Probably the best answer is for officials to use multiple data sources for syndromic surveillance simultaneously and perform graded interventions with each new bit of information. When the earliest warning system goes off (like Flu Trends or drugstore purchases), health officials might announce "Flu is here" and urge people to get more rigorous with hand-washing and get vaccinated if they haven't already.
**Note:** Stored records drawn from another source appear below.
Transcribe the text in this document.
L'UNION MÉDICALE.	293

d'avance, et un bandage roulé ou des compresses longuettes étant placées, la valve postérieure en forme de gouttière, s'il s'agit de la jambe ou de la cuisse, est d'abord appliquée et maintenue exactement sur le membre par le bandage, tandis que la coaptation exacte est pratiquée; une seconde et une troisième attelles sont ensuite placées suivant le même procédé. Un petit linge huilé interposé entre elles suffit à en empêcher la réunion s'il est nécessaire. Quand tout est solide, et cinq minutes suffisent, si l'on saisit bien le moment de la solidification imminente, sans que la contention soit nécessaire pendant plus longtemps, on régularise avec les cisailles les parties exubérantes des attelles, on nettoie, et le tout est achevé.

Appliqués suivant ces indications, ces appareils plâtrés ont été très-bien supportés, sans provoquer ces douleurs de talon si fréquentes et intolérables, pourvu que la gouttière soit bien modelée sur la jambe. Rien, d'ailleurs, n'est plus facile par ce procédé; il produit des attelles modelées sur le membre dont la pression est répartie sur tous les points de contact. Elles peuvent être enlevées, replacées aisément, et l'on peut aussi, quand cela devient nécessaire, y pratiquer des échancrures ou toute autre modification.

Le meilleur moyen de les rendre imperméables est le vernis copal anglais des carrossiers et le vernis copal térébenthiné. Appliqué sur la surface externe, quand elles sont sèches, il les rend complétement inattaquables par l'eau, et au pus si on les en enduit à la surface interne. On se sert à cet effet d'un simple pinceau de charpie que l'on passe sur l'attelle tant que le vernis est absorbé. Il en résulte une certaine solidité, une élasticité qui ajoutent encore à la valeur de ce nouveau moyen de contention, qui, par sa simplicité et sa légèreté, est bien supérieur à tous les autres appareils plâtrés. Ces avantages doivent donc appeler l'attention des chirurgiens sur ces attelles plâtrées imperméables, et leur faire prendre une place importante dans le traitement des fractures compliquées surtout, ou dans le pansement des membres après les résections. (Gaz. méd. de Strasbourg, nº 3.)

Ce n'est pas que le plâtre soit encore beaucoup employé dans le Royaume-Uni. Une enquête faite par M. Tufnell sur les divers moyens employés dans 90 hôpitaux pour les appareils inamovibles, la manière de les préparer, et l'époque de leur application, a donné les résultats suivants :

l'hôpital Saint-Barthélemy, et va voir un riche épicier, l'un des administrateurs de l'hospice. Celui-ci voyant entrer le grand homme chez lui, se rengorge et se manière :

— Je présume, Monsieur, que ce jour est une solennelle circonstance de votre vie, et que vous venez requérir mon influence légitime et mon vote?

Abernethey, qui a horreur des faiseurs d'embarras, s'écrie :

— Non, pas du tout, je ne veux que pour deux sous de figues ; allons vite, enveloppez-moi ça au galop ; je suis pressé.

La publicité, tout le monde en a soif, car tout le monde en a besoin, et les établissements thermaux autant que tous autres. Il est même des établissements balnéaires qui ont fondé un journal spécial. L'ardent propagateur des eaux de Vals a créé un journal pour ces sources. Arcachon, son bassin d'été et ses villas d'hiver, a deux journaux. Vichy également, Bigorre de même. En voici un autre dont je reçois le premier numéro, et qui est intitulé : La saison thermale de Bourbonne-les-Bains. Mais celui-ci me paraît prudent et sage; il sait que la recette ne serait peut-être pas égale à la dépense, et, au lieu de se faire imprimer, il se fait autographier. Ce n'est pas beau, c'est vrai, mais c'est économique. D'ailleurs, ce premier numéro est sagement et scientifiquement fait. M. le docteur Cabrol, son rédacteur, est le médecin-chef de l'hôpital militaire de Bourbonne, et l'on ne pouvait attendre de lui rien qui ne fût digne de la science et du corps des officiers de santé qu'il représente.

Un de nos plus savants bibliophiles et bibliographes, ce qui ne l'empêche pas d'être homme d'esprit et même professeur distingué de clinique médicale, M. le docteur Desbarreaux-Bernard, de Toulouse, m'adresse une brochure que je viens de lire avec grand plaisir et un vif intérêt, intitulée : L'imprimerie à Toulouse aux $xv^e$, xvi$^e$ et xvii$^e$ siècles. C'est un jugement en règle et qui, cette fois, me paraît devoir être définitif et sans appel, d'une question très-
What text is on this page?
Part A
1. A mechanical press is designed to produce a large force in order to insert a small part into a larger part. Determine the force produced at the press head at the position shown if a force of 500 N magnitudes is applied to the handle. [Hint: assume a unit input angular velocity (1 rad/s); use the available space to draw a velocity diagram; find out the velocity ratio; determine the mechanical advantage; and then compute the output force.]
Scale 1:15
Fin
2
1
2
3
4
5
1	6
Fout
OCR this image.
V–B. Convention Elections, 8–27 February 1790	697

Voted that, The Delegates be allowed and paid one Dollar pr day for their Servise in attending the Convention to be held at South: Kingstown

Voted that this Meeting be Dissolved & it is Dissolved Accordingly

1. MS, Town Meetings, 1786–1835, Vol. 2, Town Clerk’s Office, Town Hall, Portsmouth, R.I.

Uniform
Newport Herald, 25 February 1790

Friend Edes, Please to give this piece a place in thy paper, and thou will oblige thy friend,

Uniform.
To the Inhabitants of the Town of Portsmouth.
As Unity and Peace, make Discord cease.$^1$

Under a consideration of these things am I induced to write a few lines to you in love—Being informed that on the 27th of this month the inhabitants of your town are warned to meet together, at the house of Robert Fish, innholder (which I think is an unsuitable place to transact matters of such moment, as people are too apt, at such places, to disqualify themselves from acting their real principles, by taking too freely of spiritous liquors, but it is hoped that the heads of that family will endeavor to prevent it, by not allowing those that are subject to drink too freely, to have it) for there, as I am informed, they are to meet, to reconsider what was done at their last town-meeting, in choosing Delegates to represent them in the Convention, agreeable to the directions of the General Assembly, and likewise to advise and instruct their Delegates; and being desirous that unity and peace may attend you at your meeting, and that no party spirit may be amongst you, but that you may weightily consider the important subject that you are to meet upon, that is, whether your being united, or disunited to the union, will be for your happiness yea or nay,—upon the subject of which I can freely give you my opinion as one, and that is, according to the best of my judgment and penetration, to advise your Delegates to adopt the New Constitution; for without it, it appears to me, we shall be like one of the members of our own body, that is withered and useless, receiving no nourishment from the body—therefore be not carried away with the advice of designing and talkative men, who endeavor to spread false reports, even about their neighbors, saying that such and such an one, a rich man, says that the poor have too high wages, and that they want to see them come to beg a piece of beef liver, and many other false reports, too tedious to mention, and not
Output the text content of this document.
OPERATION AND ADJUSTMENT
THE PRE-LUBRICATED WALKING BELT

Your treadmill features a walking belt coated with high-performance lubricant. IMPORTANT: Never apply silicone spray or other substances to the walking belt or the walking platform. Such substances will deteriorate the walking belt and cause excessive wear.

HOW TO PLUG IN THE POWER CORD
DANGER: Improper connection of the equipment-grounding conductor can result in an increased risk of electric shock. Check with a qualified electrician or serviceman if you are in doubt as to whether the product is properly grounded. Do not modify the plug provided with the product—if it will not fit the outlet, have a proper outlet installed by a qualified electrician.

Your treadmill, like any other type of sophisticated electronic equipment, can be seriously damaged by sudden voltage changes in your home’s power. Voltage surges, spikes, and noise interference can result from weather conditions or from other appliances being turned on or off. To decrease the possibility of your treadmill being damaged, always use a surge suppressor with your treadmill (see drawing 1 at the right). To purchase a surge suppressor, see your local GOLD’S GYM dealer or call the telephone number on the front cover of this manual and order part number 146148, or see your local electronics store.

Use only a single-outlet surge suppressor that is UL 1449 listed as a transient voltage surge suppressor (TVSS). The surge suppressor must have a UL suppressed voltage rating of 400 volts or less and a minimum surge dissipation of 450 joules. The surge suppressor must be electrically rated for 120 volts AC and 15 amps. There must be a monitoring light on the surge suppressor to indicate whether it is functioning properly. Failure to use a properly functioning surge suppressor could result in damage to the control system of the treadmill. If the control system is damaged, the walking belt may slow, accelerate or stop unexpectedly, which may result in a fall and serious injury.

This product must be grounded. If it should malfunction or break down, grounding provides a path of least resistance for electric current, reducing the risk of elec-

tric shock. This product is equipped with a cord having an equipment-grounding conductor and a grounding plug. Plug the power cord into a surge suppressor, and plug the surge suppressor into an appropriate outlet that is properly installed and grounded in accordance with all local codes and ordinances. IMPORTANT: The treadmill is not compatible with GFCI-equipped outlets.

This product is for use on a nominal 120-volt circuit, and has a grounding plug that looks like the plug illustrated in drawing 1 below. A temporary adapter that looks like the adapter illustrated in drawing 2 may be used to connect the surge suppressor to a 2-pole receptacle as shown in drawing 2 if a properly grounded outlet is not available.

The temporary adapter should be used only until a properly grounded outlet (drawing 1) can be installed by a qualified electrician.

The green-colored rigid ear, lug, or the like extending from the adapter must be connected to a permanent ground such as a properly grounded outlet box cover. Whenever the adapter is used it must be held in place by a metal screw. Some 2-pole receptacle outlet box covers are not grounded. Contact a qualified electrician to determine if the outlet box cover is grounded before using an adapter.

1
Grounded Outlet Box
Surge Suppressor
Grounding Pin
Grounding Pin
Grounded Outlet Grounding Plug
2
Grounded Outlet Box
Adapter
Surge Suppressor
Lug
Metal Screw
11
Then, when the hospital data warn that the flu has landed in a particular location and is having an extreme effect on a population (like children or the elderly), targeted interventions can be implemented at the regional level, as with Tamiflu prophylaxis, or even considered for more drastic measures, such as temporarily shutting day care centers.

Another future trend in syndromic surveillance is sharing information between jurisdictions that now adhere to political boundaries such as states, counties, and cities. Diseases often spread across state lines without asking permission from health officials. So regionalization or nationalization (like Biosense) of surveillance may help us identify outbreaks that are not confined to one particular area.

But despite all this, it is important to keep a grounded perspective. The way to prevent yourself from getting the flu is to get your shot, wash your hands, and stay away from coughing people. When you do get it, stay at home, for goodness' sake. And along with your daily searches for Britney Spears and government bailouts, keep on Googling for flu remedies. By doing so, you're not just informing yourself, you're also helping the health department. But no matter how accurate Flu Trends is, we can be certain about three things this winter: 1) Flu will come; 2) many people will get sick, and some will die from the infection; and 3) Google Flu Trends will prevent neither 1) nor 2).